The question of the thread is how to get an opposition party to buy into the legitimacy of the government of the victorious party. The value of a federal prosecution for state legitimacy in this context doesn't come from securing a conviction, it comes from showing the commitment of the government to seek to bring people to court on the basis of what they did, rather than on the basis of who they protested against. Appearing to turn a blind eye to one's own partisan faction and what they do against their political opponents is about the worst thing you can do for the legitimacy of a legal institution.

If the Justice Department sits on and does nothing with 200 cases against the opposition party, the opposition narrative has 200 examples of the other team- the winning team, in this case- not being prosecuted on the basis of acts conducted. When prosecution isn't being pursued for acts not in dispute, 'we wouldn't secure a conviction' is a poor shield to charges that the real reason is 'we didn't want to.' Especially when there would be plenty of people publicly acknowledging partisan sympathies from within the government, and especially if the opposition would be charged for equivalent acts later.

On the other hand, if the Justice Department brings up the evidence and prosecutes 200 cases and the DC jury fails to convict a single one, the opposition who lost will still be citing 200 cases of the Justice Department being on their side and insisting on the propriety of the Justice Department. This insistence will not only negate years of hostile accusations as to why the government didn't even attempt the case, but has all the usual psychological effects of challenging and/or undermining people who would later go from lauding the Justice Department's willingness to challenge bad actors to (when those were the other side) to accusing the Justice Department of uneven handling (when it was the oppsition side).

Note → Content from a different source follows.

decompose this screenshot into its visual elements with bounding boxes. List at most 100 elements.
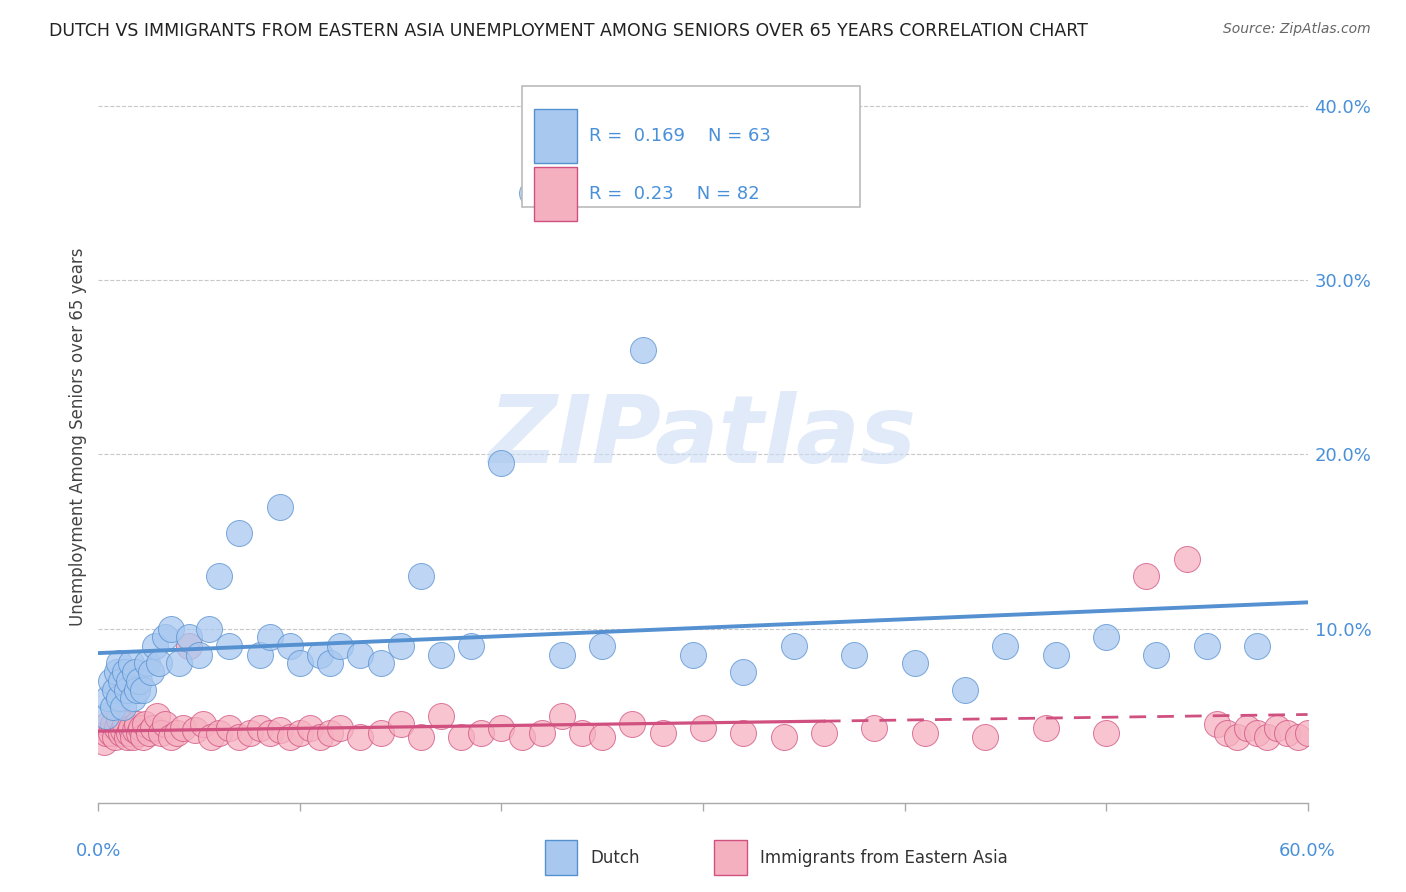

That DC juries would jury nullify is a separate issue, and a far better problem to have from the perspective of government legitimacy. If DC juries intend to consistently demonstrated partisan animosity, there are ways the government (Federal or the Congress under the majority party) can respond to that, much as how jury reforms were imposed on the civil rights south to ensure fairness. What is more important is that if DC juries are the problem, opposition party ire will be focused on them, and not the federal government itself.

The legitimacy of the government is considerably better off if a lack of justice is seen as the fault of the jury pool that voted 90% Democratic than if the government simply accepted it. One is a scandal for the Democratic Party, and one is a scandal for the state.